Having a lot of time on my hands, I tend to read a lot, but I also watch too much TV. Sometimes the shows are so ludicrous that besides not watching them I think up alternative shows that at the very least could be no worse.
This show is a panel type quiz show sponsored by Victoria’s Secret. I have not decided firmly whether or not all contestants will be required to wear women’s undergarments, but it is humorous to imagine say, Mandy Patinkin wearing a satin chemise. The celebrity contestants, would sit behind a table so that the underwear showing would be above the waist, and therefore not completely untoward.
The questions would all be about their personal lives, and the answers could be true or false. The opposing team would try to catch them in their lies.
Wheel of Misfortune:
In this show there would be a big wheel to spin. The “prizes” on the wheel could be a trip to Bermuda with your legs broken, or simply get pushed off a curb. The contestants get to choose, and the lucky winner would appear on consecutive shows until completely disabled. While this does seem cruel, it would attract the same crowd who go to tractor pulls and wrestling. This contingent is known in the business as TWBBM, or tattooed women and beer bellied men. It is not known why the less money you make, the more noise you prefer in your entertainment, opera not completely withstanding, but it has been proved to be true.
Queen for a Day:
This show would be to take up the slack in the dearth of shows for gay people. It would work the same as the older show with the same name, but would have gay contestants vying with each other for the most egregious sob story. In addition to washers and dryers, the winner would be given a makeover at Frederick Fekkai, or some other prestigious Salon.

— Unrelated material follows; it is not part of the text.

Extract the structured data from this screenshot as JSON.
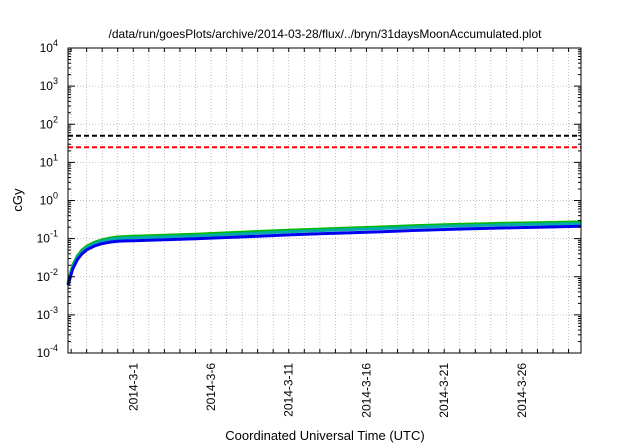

Another version of this show would be Queens (NY) for a Day, in which the unfortunate contestants would have a race from midtown Manhattan to Queens by public transportation or cab. The winner would receive an all expenses paid “Day in Queens”, whether they already lived there or not.
This show would be televised like a marathon, with cameras following each contestant as they jump turnstiles, argue with cabbies, dodge shoppers at rush hour and stiff arm the homeless in their frantic race crosstown.